Его докторский диплом – кому он нужен сейчас? Может, спросить вон ту раздутую от трупных газов тетку, смешно раскинувшуюся опухшие, похожие теперь на кукольные ручки и ножки? Гук неожиданно вскочил, подбежал к телу, и легко поднял его на вытянутых руках. «Скажите, как называется вот эта кость?» - ткнул он пальцем в переносицу женщины, подражая голосу своего профессора анатомии в университете. Палец прошел сквозь череп, как нож сквозь масло. «Не знаете? Она называется…» - Гук бросил тело и прыгнул на раздутый живот. Улицу огласил звучный пердеж. «Совершенно верно! Зачет!» - от собственной шутки доктор перегнулся от хохота пополам. Вместе со смехом изо рта вылетела часть зубов, но Гука это только еще больше развеселило. Он никогда не чувствовал себя лучше. Боли, слабости не было, наоборот, все тело переполняла какая-то озорная энергия, члены были налиты неведомой силой. Как оказывается все просто! Достаточно принять, что все тлен, и ты тоже тлен, и все становится на свои места, и жизнь открывается с новой стороны. Как глуп он был все эти годы, пытаясь противостоять естественному ходу вещей, который ведет только в одну сторону – вниз! Кому суждено умереть, тот умрет, а кому суждено познать истину – тот выживет. Все просто – эти глупцы пытались сопротивляться неизбежному, и теперь они просто кучи неодушевленной материи, из которой народится новая жизнь.

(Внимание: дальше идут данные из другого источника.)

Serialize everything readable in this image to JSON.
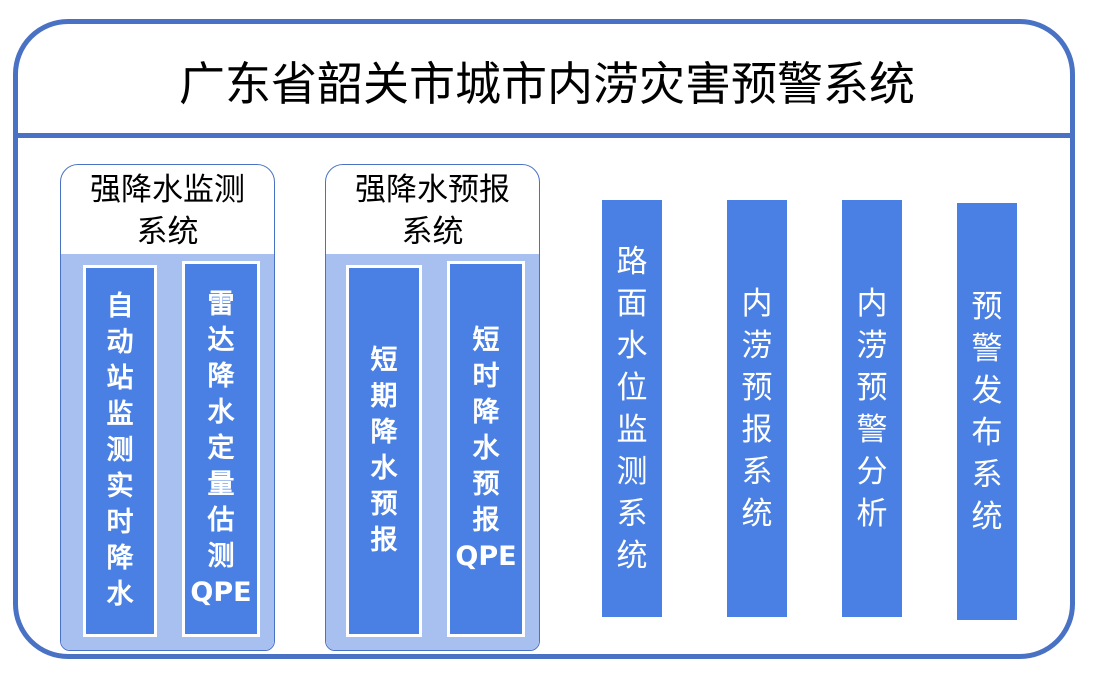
{
  "title": "广东省韶关市城市内涝灾害预警系统",
  "colors": {
    "border": "#4a72c4",
    "box": "#4a80e4",
    "group_fill": "#a8c0f0"
  },
  "groups": [
    {
      "label": "强降水监测\n系统",
      "items": [
        "自\n动\n站\n监\n测\n实\n时\n降\n水",
        "雷\n达\n降\n水\n定\n量\n估\n测\nQPE"
      ]
    },
    {
      "label": "强降水预报\n系统",
      "items": [
        "短\n期\n降\n水\n预\n报",
        "短\n时\n降\n水\n预\n报\nQPE"
      ]
    }
  ],
  "columns": [
    "路\n面\n水\n位\n监\n测\n系\n统",
    "内\n涝\n预\n报\n系\n统",
    "内\n涝\n预\n警\n分\n析",
    "预\n警\n发\n布\n系\n统"
  ]
}
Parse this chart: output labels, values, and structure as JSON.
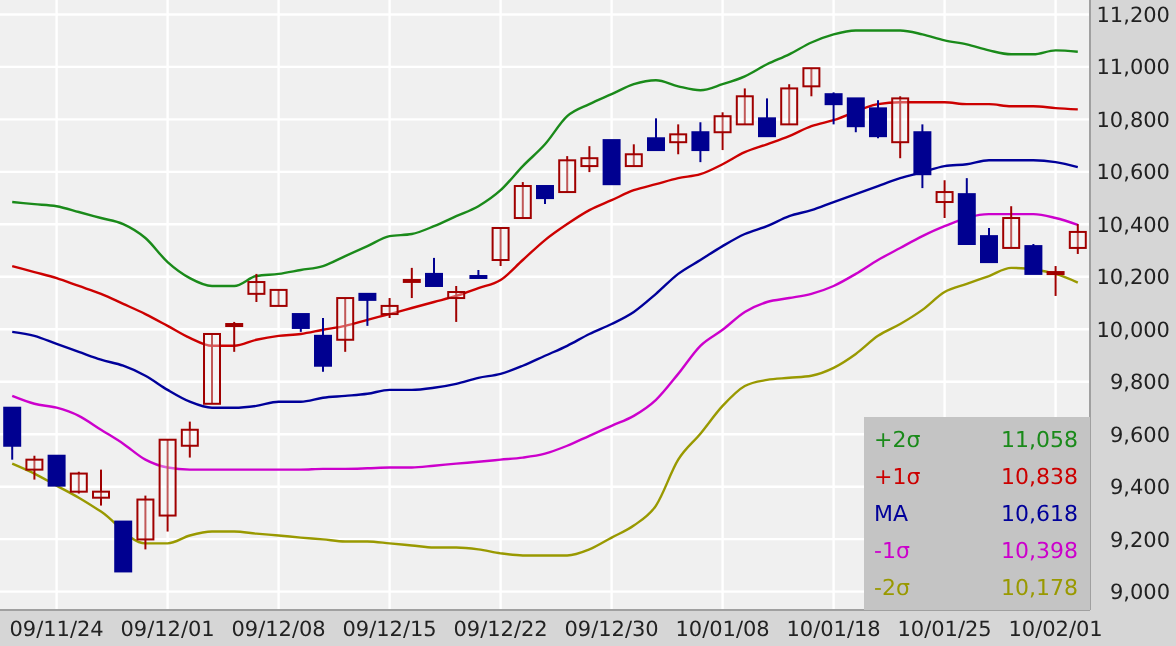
{
  "chart_data": {
    "type": "candlestick",
    "categories": [
      null,
      null,
      "09/11/24",
      null,
      null,
      null,
      null,
      "09/12/01",
      null,
      null,
      null,
      null,
      "09/12/08",
      null,
      null,
      null,
      null,
      "09/12/15",
      null,
      null,
      null,
      null,
      "09/12/22",
      null,
      null,
      null,
      null,
      "09/12/30",
      null,
      null,
      null,
      null,
      "10/01/08",
      null,
      null,
      null,
      null,
      "10/01/18",
      null,
      null,
      null,
      null,
      "10/01/25",
      null,
      null,
      null,
      null,
      "10/02/01",
      null
    ],
    "ohlc": [
      [
        9701,
        9701,
        9503,
        9556
      ],
      [
        9465,
        9518,
        9427,
        9503
      ],
      [
        9518,
        9518,
        9404,
        9404
      ],
      [
        9381,
        9457,
        9374,
        9450
      ],
      [
        9358,
        9465,
        9328,
        9381
      ],
      [
        9267,
        9267,
        9077,
        9077
      ],
      [
        9199,
        9366,
        9161,
        9351
      ],
      [
        9290,
        9579,
        9229,
        9579
      ],
      [
        9556,
        9648,
        9511,
        9617
      ],
      [
        9716,
        9982,
        9716,
        9982
      ],
      [
        10020,
        10028,
        9914,
        10020
      ],
      [
        10135,
        10211,
        10104,
        10180
      ],
      [
        10089,
        10150,
        10089,
        10150
      ],
      [
        10058,
        10058,
        9990,
        10005
      ],
      [
        9975,
        10043,
        9838,
        9861
      ],
      [
        9960,
        10119,
        9914,
        10119
      ],
      [
        10135,
        10135,
        10013,
        10112
      ],
      [
        10058,
        10119,
        10043,
        10089
      ],
      [
        10188,
        10234,
        10119,
        10188
      ],
      [
        10211,
        10272,
        10165,
        10165
      ],
      [
        10119,
        10165,
        10028,
        10142
      ],
      [
        10203,
        10226,
        10196,
        10196
      ],
      [
        10264,
        10386,
        10241,
        10386
      ],
      [
        10424,
        10561,
        10424,
        10546
      ],
      [
        10546,
        10546,
        10477,
        10500
      ],
      [
        10523,
        10660,
        10523,
        10644
      ],
      [
        10622,
        10698,
        10599,
        10652
      ],
      [
        10721,
        10721,
        10553,
        10553
      ],
      [
        10622,
        10705,
        10622,
        10667
      ],
      [
        10728,
        10804,
        10683,
        10683
      ],
      [
        10713,
        10781,
        10667,
        10743
      ],
      [
        10751,
        10789,
        10637,
        10683
      ],
      [
        10751,
        10827,
        10683,
        10812
      ],
      [
        10781,
        10918,
        10781,
        10888
      ],
      [
        10804,
        10880,
        10736,
        10736
      ],
      [
        10781,
        10934,
        10781,
        10918
      ],
      [
        10926,
        10995,
        10888,
        10995
      ],
      [
        10896,
        10903,
        10781,
        10858
      ],
      [
        10880,
        10880,
        10751,
        10774
      ],
      [
        10842,
        10873,
        10728,
        10736
      ],
      [
        10713,
        10888,
        10652,
        10880
      ],
      [
        10751,
        10781,
        10538,
        10591
      ],
      [
        10485,
        10568,
        10424,
        10523
      ],
      [
        10515,
        10576,
        10325,
        10325
      ],
      [
        10355,
        10386,
        10256,
        10256
      ],
      [
        10310,
        10469,
        10310,
        10424
      ],
      [
        10317,
        10325,
        10211,
        10211
      ],
      [
        10218,
        10241,
        10127,
        10218
      ],
      [
        10310,
        10401,
        10287,
        10371
      ]
    ],
    "series": [
      {
        "name": "+2σ",
        "type": "line",
        "color": "#1a8a1a",
        "values": [
          10485,
          10477,
          10469,
          10447,
          10424,
          10401,
          10348,
          10256,
          10195,
          10165,
          10165,
          10203,
          10211,
          10226,
          10241,
          10279,
          10317,
          10355,
          10363,
          10393,
          10431,
          10469,
          10530,
          10622,
          10705,
          10812,
          10858,
          10896,
          10934,
          10949,
          10926,
          10911,
          10934,
          10964,
          11010,
          11048,
          11093,
          11124,
          11139,
          11139,
          11139,
          11124,
          11101,
          11086,
          11063,
          11048,
          11048,
          11063,
          11058
        ]
      },
      {
        "name": "+1σ",
        "type": "line",
        "color": "#cc0000",
        "values": [
          10241,
          10218,
          10195,
          10165,
          10135,
          10097,
          10058,
          10013,
          9967,
          9937,
          9937,
          9960,
          9975,
          9982,
          9998,
          10013,
          10036,
          10058,
          10081,
          10104,
          10127,
          10157,
          10188,
          10264,
          10340,
          10401,
          10454,
          10492,
          10530,
          10553,
          10576,
          10591,
          10629,
          10675,
          10705,
          10736,
          10774,
          10797,
          null,
          10858,
          10865,
          10865,
          10865,
          10858,
          10858,
          10850,
          10850,
          10843,
          10838
        ]
      },
      {
        "name": "MA",
        "type": "line",
        "color": "#00009a",
        "values": [
          9990,
          9975,
          9944,
          9914,
          9884,
          9861,
          9823,
          9769,
          9724,
          9701,
          9701,
          9708,
          9724,
          9724,
          9739,
          9746,
          9754,
          9769,
          9769,
          9777,
          9792,
          9815,
          9830,
          9861,
          9899,
          9937,
          9982,
          10020,
          10066,
          10135,
          10211,
          10264,
          10317,
          10363,
          10393,
          10431,
          10454,
          10485,
          10515,
          10546,
          10576,
          10599,
          10622,
          10629,
          10644,
          10644,
          10644,
          10637,
          10618
        ]
      },
      {
        "name": "-1σ",
        "type": "line",
        "color": "#cc00cc",
        "values": [
          9746,
          9716,
          9701,
          9670,
          9617,
          9564,
          9503,
          9473,
          9465,
          9465,
          9465,
          9465,
          9465,
          9465,
          9468,
          9468,
          9470,
          9473,
          9473,
          9480,
          9488,
          9495,
          9503,
          9511,
          9526,
          9556,
          9594,
          9632,
          9670,
          9731,
          9830,
          9937,
          9998,
          10066,
          10104,
          10119,
          10135,
          10165,
          10211,
          10264,
          10310,
          10355,
          10393,
          null,
          10439,
          10439,
          10439,
          10424,
          10398
        ]
      },
      {
        "name": "-2σ",
        "type": "line",
        "color": "#999900",
        "values": [
          9488,
          9450,
          9404,
          9358,
          9305,
          null,
          9184,
          9184,
          9214,
          9229,
          9229,
          9221,
          9214,
          9206,
          9199,
          9191,
          9191,
          9184,
          9176,
          9168,
          9168,
          9161,
          9146,
          9138,
          9138,
          9138,
          9161,
          9206,
          9252,
          9328,
          9503,
          9602,
          9708,
          9784,
          9807,
          9815,
          9823,
          9853,
          9906,
          9975,
          10020,
          10074,
          10142,
          10173,
          10203,
          10234,
          null,
          10211,
          10178
        ]
      }
    ],
    "ylim": [
      8930,
      11255
    ],
    "yticks": [
      {
        "value": 9000,
        "label": "9,000"
      },
      {
        "value": 9200,
        "label": "9,200"
      },
      {
        "value": 9400,
        "label": "9,400"
      },
      {
        "value": 9600,
        "label": "9,600"
      },
      {
        "value": 9800,
        "label": "9,800"
      },
      {
        "value": 10000,
        "label": "10,000"
      },
      {
        "value": 10200,
        "label": "10,200"
      },
      {
        "value": 10400,
        "label": "10,400"
      },
      {
        "value": 10600,
        "label": "10,600"
      },
      {
        "value": 10800,
        "label": "10,800"
      },
      {
        "value": 11000,
        "label": "11,000"
      },
      {
        "value": 11200,
        "label": "11,200"
      }
    ],
    "annotations": [
      "11,058",
      "10,838",
      "10,618",
      "10,398",
      "10,178"
    ],
    "grid": true,
    "legend": "bottom right",
    "marker": "none",
    "line_style": "solid"
  }
}
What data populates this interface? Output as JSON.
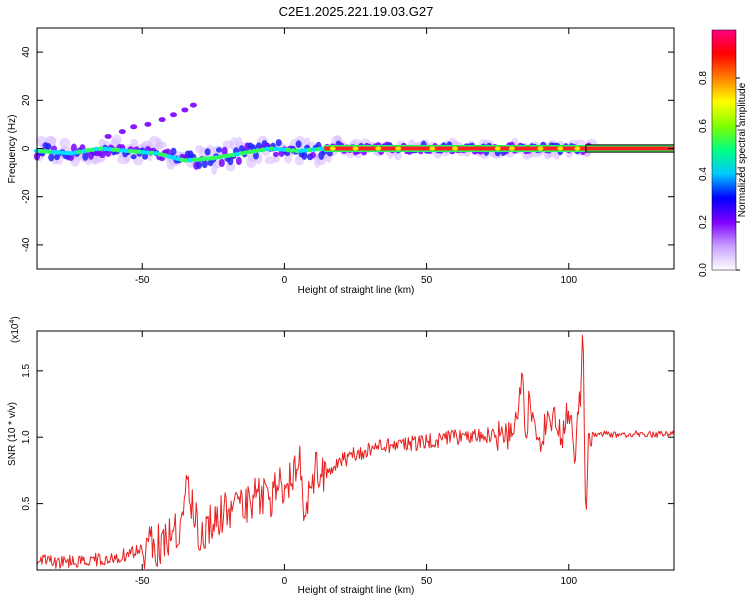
{
  "page": {
    "title": "C2E1.2025.221.19.03.G27"
  },
  "chart_data": [
    {
      "type": "heatmap",
      "xlabel": "Height of straight line (km)",
      "ylabel": "Frequency (Hz)",
      "xlim": [
        -87,
        137
      ],
      "ylim": [
        -50,
        50
      ],
      "xticks": [
        -50,
        0,
        50,
        100
      ],
      "yticks": [
        -40,
        -20,
        0,
        20,
        40
      ],
      "colorbar": {
        "label": "Normalized spectral amplitude",
        "range": [
          0.0,
          1.0
        ],
        "ticks": [
          "0.0",
          "0.2",
          "0.4",
          "0.6",
          "0.8"
        ],
        "tick_values": [
          0.0,
          0.2,
          0.4,
          0.6,
          0.8
        ],
        "colors": [
          "#ffffff",
          "#c8a0ff",
          "#8000ff",
          "#0000ff",
          "#00c8ff",
          "#00ff80",
          "#80ff00",
          "#ffff00",
          "#ff8000",
          "#ff0000",
          "#ff0080"
        ]
      },
      "ridge": {
        "x": [
          -87,
          -75,
          -65,
          -55,
          -45,
          -35,
          -25,
          -15,
          -5,
          5,
          15,
          25,
          50,
          75,
          100,
          137
        ],
        "y": [
          -1,
          -2,
          0,
          -1,
          -2,
          -5,
          -4,
          -2,
          0,
          -1,
          0,
          0,
          0,
          0,
          0,
          0
        ]
      },
      "harmonic": {
        "x": [
          -62,
          -57,
          -53,
          -48,
          -43,
          -39,
          -35,
          -32
        ],
        "y": [
          5,
          7,
          9,
          10,
          12,
          14,
          16,
          18
        ]
      }
    },
    {
      "type": "line",
      "xlabel": "Height of straight line (km)",
      "ylabel": "SNR (10 * v/v)",
      "yunit": "(x10",
      "yunit_exp": "4",
      "yunit_close": ")",
      "xlim": [
        -87,
        137
      ],
      "ylim": [
        0,
        1.8
      ],
      "xticks": [
        -50,
        0,
        50,
        100
      ],
      "yticks": [
        0.5,
        1.0,
        1.5
      ],
      "ytick_labels": [
        "0.5",
        "1.0",
        "1.5"
      ],
      "series": [
        {
          "color": "#e82020",
          "x": [
            -87,
            -80,
            -70,
            -60,
            -55,
            -50,
            -45,
            -40,
            -36,
            -35,
            -30,
            -25,
            -20,
            -15,
            -10,
            -5,
            0,
            3,
            5,
            7,
            9,
            12,
            15,
            20,
            25,
            30,
            35,
            40,
            45,
            50,
            55,
            60,
            65,
            70,
            75,
            80,
            84,
            85,
            86,
            90,
            95,
            98,
            100,
            102,
            104,
            105,
            106,
            107,
            108,
            110,
            115,
            120,
            125,
            130,
            137
          ],
          "y": [
            0.08,
            0.06,
            0.07,
            0.09,
            0.12,
            0.15,
            0.18,
            0.25,
            0.35,
            0.65,
            0.3,
            0.35,
            0.45,
            0.45,
            0.55,
            0.55,
            0.65,
            0.7,
            0.9,
            0.4,
            0.7,
            0.75,
            0.75,
            0.82,
            0.88,
            0.9,
            0.93,
            0.95,
            0.95,
            0.97,
            0.98,
            1.0,
            1.0,
            1.02,
            1.0,
            1.02,
            1.45,
            0.85,
            1.3,
            1.0,
            1.2,
            1.0,
            1.25,
            0.85,
            1.3,
            1.8,
            0.4,
            1.05,
            1.02,
            1.03,
            1.02,
            1.02,
            1.03,
            1.02,
            1.03
          ]
        }
      ]
    }
  ]
}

Гук с презрением пнул голову чьего-то трупа, та оторвалась от туловища и улетела куда-то во мрак, как мячик. Здесь должны быть еще где-то живые, неразумно пытающиеся спрятаться от реальности. Надо найти их и открыть им глаза. Неожиданно из мглы ему под ноги выкатилась обратно отбитая им голова. Гук, прищурившись, уставился в сумрак. Видеть н6емного мешал начавший выпадать из глазницы глаз, но он рукой впечатал его на место. Что-то выступило из дымки, какой-то силуэт. Доктор вгляделся, и понял, что это человеческая фигура, составленная из миллионов мошек. Символ его нового мира – существо, которое вечно живет, и одновременно вечно умирает! Кажется, у него теперь есть товарищ для игр! Гук ловко подцепи голову носком ботинка за открытый рот, подкинул, принял на грудь, и ногой отдал пас пришельцу. Тот не сплоховал и, ловко обработав «мяч», катнул его дальше по улице. Доктор побежал за передачей, забавно тряся разбухшим, синюшным туловищем, и отдал ответный пас. Пара футболистов, перепасовываясь, быстро скрылась во мраке.
Все тихо. Мгла сгущается еще сильнее, огни чумных костров почти потухли. «Студентка» Гука лежит недвижимо, как раздавленная медуза. Вдруг труп резко садится, и глаза его распахиваются. Они цвета протухших кальмаров, и смотрят в пустоту, куда уходит всё.